Gariwo - pubblicato il 15/10/15

Intervista al politologo turco Cenzig Aktar

di Viviana Vestrucci

L’attacco terroristico, che il 10 ottobre ha ucciso 97 persone e ferito altre centinaia di partecipanti a una manifestazione per la pace ad Ankara, ha scosso la Turchia, dando il via a proteste di piazza contro Erdogan e il governo. Gariwo ha chiesto all’analista politico turco Cengiz Aktar di delineare il contesto che ha condotto al terribile attacco e gli effetti di quest’ultimo sulle imminenti elezioni generali. Aktar ha sottolineato le pesanti pressioni esercitate dal governo per limitare la libertà di espressione dei media turchi, una questione ignorata dall’Unione Europea.
L’attentato ad Ankara è il più grave attacco terroristico nella storia della Turchia. Quale era il bersaglio?

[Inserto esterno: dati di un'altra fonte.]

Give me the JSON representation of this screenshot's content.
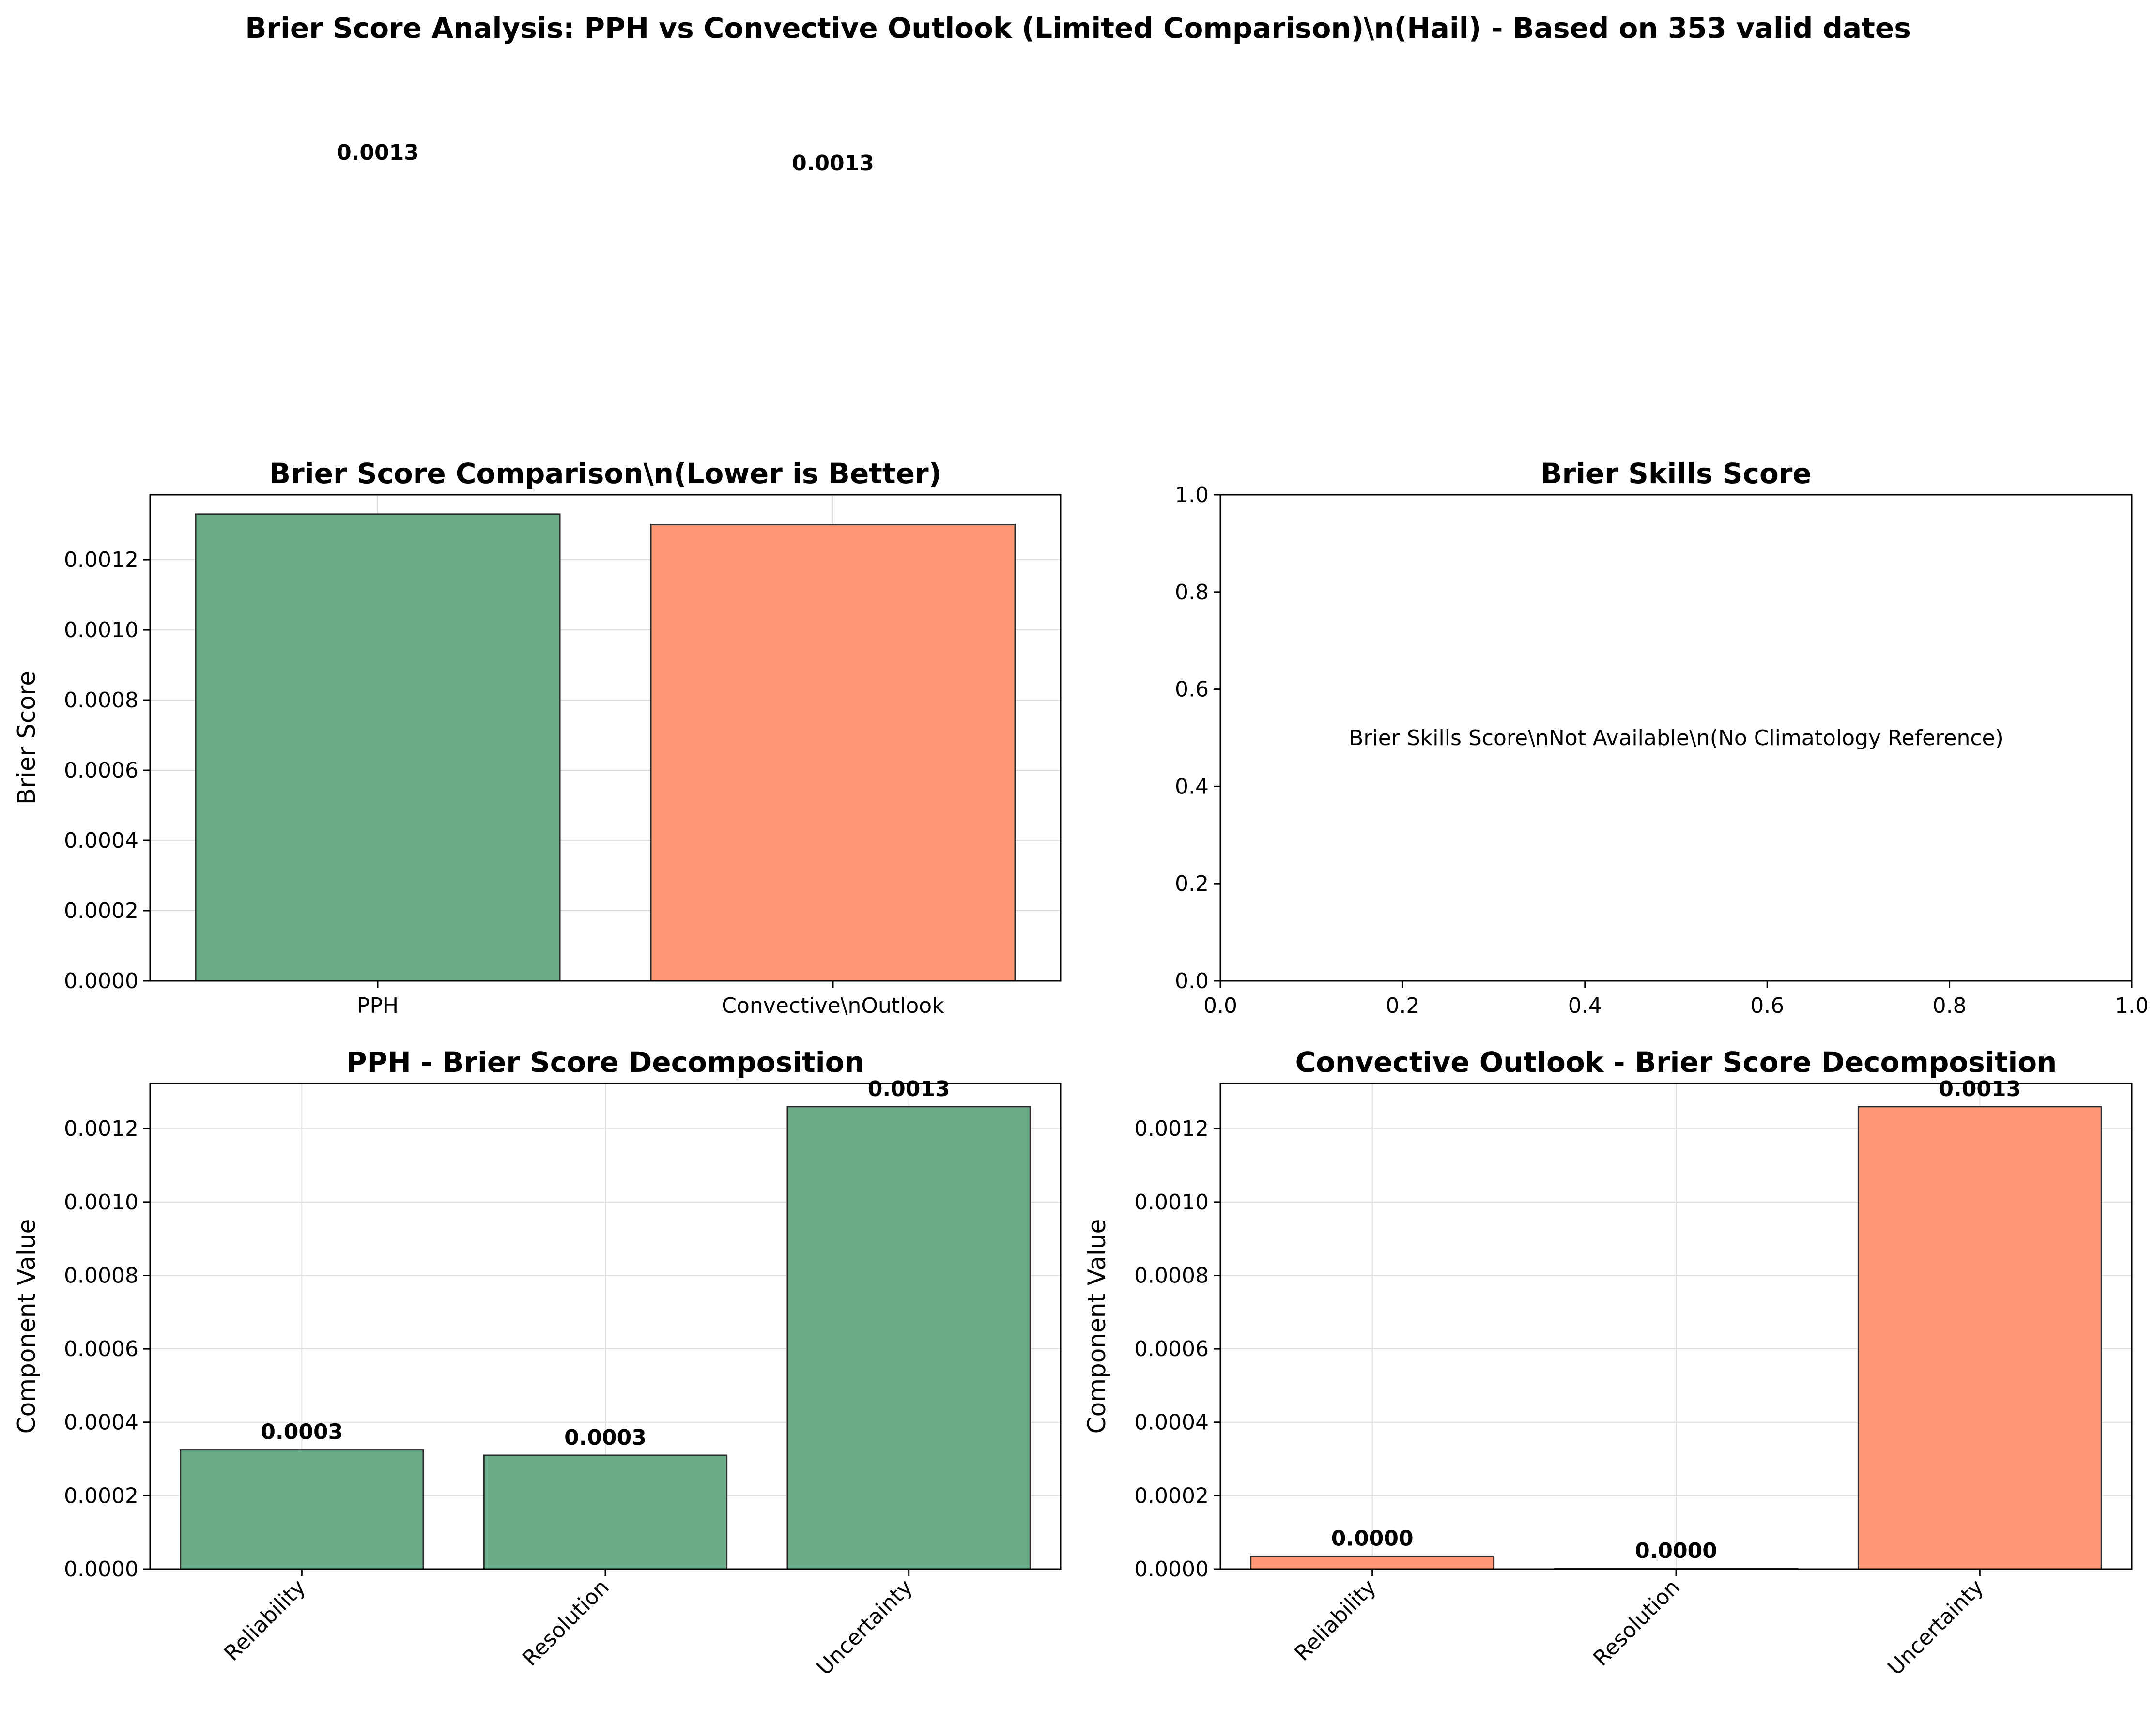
{
  "figure": {
    "suptitle": "Brier Score Analysis: PPH vs Convective Outlook (Limited Comparison)\\n(Hail) - Based on 353 valid dates"
  },
  "colors": {
    "pph": "#6aac87",
    "convective": "#ff9673",
    "edge": "#2b2b2b",
    "grid": "#dddddd"
  },
  "chart_data": [
    {
      "id": "comparison",
      "type": "bar",
      "title": "Brier Score Comparison\\n(Lower is Better)",
      "xlabel": "",
      "ylabel": "Brier Score",
      "categories": [
        "PPH",
        "Convective\\nOutlook"
      ],
      "values": [
        0.00133,
        0.0013
      ],
      "value_labels": [
        "0.0013",
        "0.0013"
      ],
      "colors": [
        "#6aac87",
        "#ff9673"
      ],
      "ylim": [
        0,
        0.001385
      ],
      "yticks": [
        0.0,
        0.0002,
        0.0004,
        0.0006,
        0.0008,
        0.001,
        0.0012
      ],
      "ytick_labels": [
        "0.0000",
        "0.0002",
        "0.0004",
        "0.0006",
        "0.0008",
        "0.0010",
        "0.0012"
      ],
      "grid": true
    },
    {
      "id": "skills",
      "type": "bar",
      "title": "Brier Skills Score",
      "xlabel": "",
      "ylabel": "",
      "xlim": [
        0,
        1
      ],
      "ylim": [
        0,
        1
      ],
      "xticks": [
        0.0,
        0.2,
        0.4,
        0.6,
        0.8,
        1.0
      ],
      "xtick_labels": [
        "0.0",
        "0.2",
        "0.4",
        "0.6",
        "0.8",
        "1.0"
      ],
      "yticks": [
        0.0,
        0.2,
        0.4,
        0.6,
        0.8,
        1.0
      ],
      "ytick_labels": [
        "0.0",
        "0.2",
        "0.4",
        "0.6",
        "0.8",
        "1.0"
      ],
      "annotation": "Brier Skills Score\\nNot Available\\n(No Climatology Reference)",
      "grid": false
    },
    {
      "id": "pph_decomp",
      "type": "bar",
      "title": "PPH - Brier Score Decomposition",
      "xlabel": "",
      "ylabel": "Component Value",
      "categories": [
        "Reliability",
        "Resolution",
        "Uncertainty"
      ],
      "values": [
        0.000325,
        0.00031,
        0.00126
      ],
      "value_labels": [
        "0.0003",
        "0.0003",
        "0.0013"
      ],
      "colors": [
        "#6aac87",
        "#6aac87",
        "#6aac87"
      ],
      "ylim": [
        0,
        0.001323
      ],
      "yticks": [
        0.0,
        0.0002,
        0.0004,
        0.0006,
        0.0008,
        0.001,
        0.0012
      ],
      "ytick_labels": [
        "0.0000",
        "0.0002",
        "0.0004",
        "0.0006",
        "0.0008",
        "0.0010",
        "0.0012"
      ],
      "grid": true
    },
    {
      "id": "conv_decomp",
      "type": "bar",
      "title": "Convective Outlook - Brier Score Decomposition",
      "xlabel": "",
      "ylabel": "Component Value",
      "categories": [
        "Reliability",
        "Resolution",
        "Uncertainty"
      ],
      "values": [
        3.5e-05,
        1e-06,
        0.00126
      ],
      "value_labels": [
        "0.0000",
        "0.0000",
        "0.0013"
      ],
      "colors": [
        "#ff9673",
        "#ff9673",
        "#ff9673"
      ],
      "ylim": [
        0,
        0.001323
      ],
      "yticks": [
        0.0,
        0.0002,
        0.0004,
        0.0006,
        0.0008,
        0.001,
        0.0012
      ],
      "ytick_labels": [
        "0.0000",
        "0.0002",
        "0.0004",
        "0.0006",
        "0.0008",
        "0.0010",
        "0.0012"
      ],
      "grid": true
    }
  ]
}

Un grande numero di sindacalisti, militanti e attivisti politici si era riunito per manifestare a favore della pace e della democrazia; le due forze di opposizione, il Partito Democratico dei Popoli (HDP), filo-curdo, e il Partito Popolare Repubblicano, social-democratico, avevano invitato a partecipare: l’attacco era chiaramente mirato a tutti loro. Chiedevano la pace, perché il governo aveva innescato dal 10 luglio, un mese dopo le elezioni generali, una spirale di violenze nel Paese. Da allora 694 persone, in gran parte semplici cittadini, hanno perso la vita per una catena di violenze e il tentativo di ottenere il sostegno più ampio possibile dai nazionalisti, per recuperare la maggioranza dei seggi in Parlamento, persa con il voto del 7 giugno. Un azzardo, e il Presidente ha rifiutato di considerare qualsiasi tipo di governo di coalizione e ha fatto fallire le trattative per un accordo tra il suo partito e le forze di opposizione. Non era mai successo nella storia della democrazia e del Parlamento turco di dover tornare alle urne una seconda volta in meno di sei mesi, perché il Presidente non ha gradito il risultato della volta precedente e punta a restare al potere e a non dovere rendere conto per tutto ciò di cui è sospettato, ovvero lo scandalo per la corruzione esploso nel dicembre 2013.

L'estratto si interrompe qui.